Zâtürrikâ Gazvesi’nden dönerken Efendimiz onunla sohbet etti. Yeni evlendiğini, birçok borcu bulunduğunu öğrenince devesini kendine satmasını istedi. Uzun bir pazarlıktan sonra, Medine’ye varınca teslim etmek şartıyla Nebiyy-i Muhterem Efendimiz Câbir’den -radıyallahu anh- devesini satın aldı. Câbir -radıyallahu anh- deveyi teslim etmek üzere getirdiğinde, Resûlullah Efendimiz ona olan borcunu ödedikten başka deveyi de kendisine hediye etti. Efendimiz’in bu eşsiz yardım şekli ashâb-ı kirâmı duygulandırdı. Bu olay daha sonraları deve gecesi anlamında Leyletü’l-baîr diye anıldı. Resûl-i Kibriyâ o gece Câbir -radıyallahu anh- için 25 defa istiğfâr etti.
CABİR BİN ABDULLAH (R.A.) HADİSLERİ
Binden fazla hadis rivayet ettikleri için “müksirûn” diye anılan yedi sahâbîden biri olan Câbir -radıyallahu anh-, mükerrerleriyle birlikte 1540 hadis rivayet etmiştir. Bizzat kendisinin Hz. Peygamber’den duymadığı bir hadisi ashâb-ı kirâmdan Abdullah İbni Üneys’in -radıyallahu anh- bildiğini haber aldı. Bu hadis, üzerinde mazlum hakkı bulunan kimsenin cennete giremeyeceğine dairdi. Câbir -radıyallahu anh- bu hadisi Peygamber Efendimiz’den duyan ilk ağızdan bizzat işitmek istedi. Fakat bu sahâbî Şam’a yerleşmişti. Câbir -radıyallahu anh- yılmadı. Bir deve satın alarak Medine’den yola çıktı. Bir ay süren uzun bir yolculuktan sonra Şam’a vardı ve hadisi Abdullah İbni Üneys’e sorarak öğrendi.
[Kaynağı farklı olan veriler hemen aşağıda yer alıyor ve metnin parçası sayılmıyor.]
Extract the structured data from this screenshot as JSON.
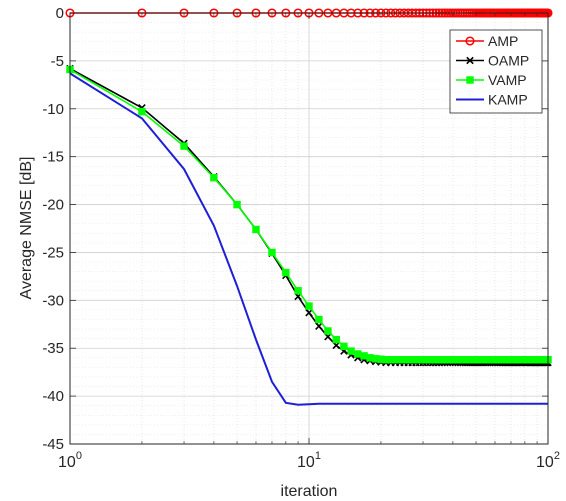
{
  "chart_data": {
    "type": "line",
    "xscale": "log",
    "xlim": [
      1,
      100
    ],
    "ylim": [
      -45,
      0
    ],
    "xlabel": "iteration",
    "ylabel": "Average NMSE [dB]",
    "grid": true,
    "minor_grid": true,
    "legend_position": "top-right",
    "yticks": [
      0,
      -5,
      -10,
      -15,
      -20,
      -25,
      -30,
      -35,
      -40,
      -45
    ],
    "ytick_labels": [
      "0",
      "-5",
      "-10",
      "-15",
      "-20",
      "-25",
      "-30",
      "-35",
      "-40",
      "-45"
    ],
    "xticks": [
      {
        "value": 1,
        "base": "10",
        "exp": "0"
      },
      {
        "value": 10,
        "base": "10",
        "exp": "1"
      },
      {
        "value": 100,
        "base": "10",
        "exp": "2"
      }
    ],
    "x": [
      1,
      2,
      3,
      4,
      5,
      6,
      7,
      8,
      9,
      10,
      11,
      12,
      13,
      14,
      15,
      16,
      17,
      18,
      19,
      20,
      21,
      22,
      23,
      24,
      25,
      26,
      27,
      28,
      29,
      30,
      31,
      32,
      33,
      34,
      35,
      36,
      37,
      38,
      39,
      40,
      41,
      42,
      43,
      44,
      45,
      46,
      47,
      48,
      49,
      50,
      51,
      52,
      53,
      54,
      55,
      56,
      57,
      58,
      59,
      60,
      61,
      62,
      63,
      64,
      65,
      66,
      67,
      68,
      69,
      70,
      71,
      72,
      73,
      74,
      75,
      76,
      77,
      78,
      79,
      80,
      81,
      82,
      83,
      84,
      85,
      86,
      87,
      88,
      89,
      90,
      91,
      92,
      93,
      94,
      95,
      96,
      97,
      98,
      99,
      100
    ],
    "series": [
      {
        "name": "AMP",
        "color": "#ff0000",
        "marker": "circle",
        "values": [
          0,
          0,
          0,
          0,
          0,
          0,
          0,
          0,
          0,
          0,
          0,
          0,
          0,
          0,
          0,
          0,
          0,
          0,
          0,
          0,
          0,
          0,
          0,
          0,
          0,
          0,
          0,
          0,
          0,
          0,
          0,
          0,
          0,
          0,
          0,
          0,
          0,
          0,
          0,
          0,
          0,
          0,
          0,
          0,
          0,
          0,
          0,
          0,
          0,
          0,
          0,
          0,
          0,
          0,
          0,
          0,
          0,
          0,
          0,
          0,
          0,
          0,
          0,
          0,
          0,
          0,
          0,
          0,
          0,
          0,
          0,
          0,
          0,
          0,
          0,
          0,
          0,
          0,
          0,
          0,
          0,
          0,
          0,
          0,
          0,
          0,
          0,
          0,
          0,
          0,
          0,
          0,
          0,
          0,
          0,
          0,
          0,
          0,
          0,
          0
        ]
      },
      {
        "name": "OAMP",
        "color": "#000000",
        "marker": "x",
        "values": [
          -5.8,
          -9.9,
          -13.6,
          -17.1,
          -20.0,
          -22.6,
          -25.1,
          -27.4,
          -29.6,
          -31.3,
          -32.7,
          -33.8,
          -34.7,
          -35.3,
          -35.7,
          -36.0,
          -36.2,
          -36.3,
          -36.4,
          -36.45,
          -36.5,
          -36.5,
          -36.5,
          -36.5,
          -36.5,
          -36.5,
          -36.5,
          -36.5,
          -36.5,
          -36.5,
          -36.5,
          -36.5,
          -36.5,
          -36.5,
          -36.5,
          -36.5,
          -36.5,
          -36.5,
          -36.5,
          -36.5,
          -36.5,
          -36.5,
          -36.5,
          -36.5,
          -36.5,
          -36.5,
          -36.5,
          -36.5,
          -36.5,
          -36.5,
          -36.5,
          -36.5,
          -36.5,
          -36.5,
          -36.5,
          -36.5,
          -36.5,
          -36.5,
          -36.5,
          -36.5,
          -36.5,
          -36.5,
          -36.5,
          -36.5,
          -36.5,
          -36.5,
          -36.5,
          -36.5,
          -36.5,
          -36.5,
          -36.5,
          -36.5,
          -36.5,
          -36.5,
          -36.5,
          -36.5,
          -36.5,
          -36.5,
          -36.5,
          -36.5,
          -36.5,
          -36.5,
          -36.5,
          -36.5,
          -36.5,
          -36.5,
          -36.5,
          -36.5,
          -36.5,
          -36.5,
          -36.5,
          -36.5,
          -36.5,
          -36.5,
          -36.5,
          -36.5,
          -36.5,
          -36.5,
          -36.5,
          -36.5
        ]
      },
      {
        "name": "VAMP",
        "color": "#00ff00",
        "marker": "square",
        "values": [
          -5.9,
          -10.3,
          -13.9,
          -17.2,
          -20.0,
          -22.6,
          -25.0,
          -27.1,
          -29.0,
          -30.6,
          -32.0,
          -33.2,
          -34.1,
          -34.8,
          -35.3,
          -35.6,
          -35.8,
          -36.0,
          -36.1,
          -36.15,
          -36.2,
          -36.2,
          -36.2,
          -36.2,
          -36.2,
          -36.2,
          -36.2,
          -36.2,
          -36.2,
          -36.2,
          -36.2,
          -36.2,
          -36.2,
          -36.2,
          -36.2,
          -36.2,
          -36.2,
          -36.2,
          -36.2,
          -36.2,
          -36.2,
          -36.2,
          -36.2,
          -36.2,
          -36.2,
          -36.2,
          -36.2,
          -36.2,
          -36.2,
          -36.2,
          -36.2,
          -36.2,
          -36.2,
          -36.2,
          -36.2,
          -36.2,
          -36.2,
          -36.2,
          -36.2,
          -36.2,
          -36.2,
          -36.2,
          -36.2,
          -36.2,
          -36.2,
          -36.2,
          -36.2,
          -36.2,
          -36.2,
          -36.2,
          -36.2,
          -36.2,
          -36.2,
          -36.2,
          -36.2,
          -36.2,
          -36.2,
          -36.2,
          -36.2,
          -36.2,
          -36.2,
          -36.2,
          -36.2,
          -36.2,
          -36.2,
          -36.2,
          -36.2,
          -36.2,
          -36.2,
          -36.2,
          -36.2,
          -36.2,
          -36.2,
          -36.2,
          -36.2,
          -36.2,
          -36.2,
          -36.2,
          -36.2,
          -36.2
        ]
      },
      {
        "name": "KAMP",
        "color": "#1f1fd6",
        "marker": "none",
        "values": [
          -6.3,
          -11.0,
          -16.3,
          -22.2,
          -28.5,
          -34.1,
          -38.5,
          -40.7,
          -40.9,
          -40.85,
          -40.8,
          -40.8,
          -40.8,
          -40.8,
          -40.8,
          -40.8,
          -40.8,
          -40.8,
          -40.8,
          -40.8,
          -40.8,
          -40.8,
          -40.8,
          -40.8,
          -40.8,
          -40.8,
          -40.8,
          -40.8,
          -40.8,
          -40.8,
          -40.8,
          -40.8,
          -40.8,
          -40.8,
          -40.8,
          -40.8,
          -40.8,
          -40.8,
          -40.8,
          -40.8,
          -40.8,
          -40.8,
          -40.8,
          -40.8,
          -40.8,
          -40.8,
          -40.8,
          -40.8,
          -40.8,
          -40.8,
          -40.8,
          -40.8,
          -40.8,
          -40.8,
          -40.8,
          -40.8,
          -40.8,
          -40.8,
          -40.8,
          -40.8,
          -40.8,
          -40.8,
          -40.8,
          -40.8,
          -40.8,
          -40.8,
          -40.8,
          -40.8,
          -40.8,
          -40.8,
          -40.8,
          -40.8,
          -40.8,
          -40.8,
          -40.8,
          -40.8,
          -40.8,
          -40.8,
          -40.8,
          -40.8,
          -40.8,
          -40.8,
          -40.8,
          -40.8,
          -40.8,
          -40.8,
          -40.8,
          -40.8,
          -40.8,
          -40.8,
          -40.8,
          -40.8,
          -40.8,
          -40.8,
          -40.8,
          -40.8,
          -40.8,
          -40.8,
          -40.8,
          -40.8
        ]
      }
    ]
  }
}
CABİR BİN ABDULLAH (R.A.) KAÇ YAŞINDA NEREDE VEFAT ETTİ?
Hayatının sonlarına doğru gözlerini kaybetti ve 78 (697) yılında 94 yaşında Medine’de vefat etti. Medine’de en son vefat eden sahâbî Câbir İbni Abdullah -radıyallahu anh- idi.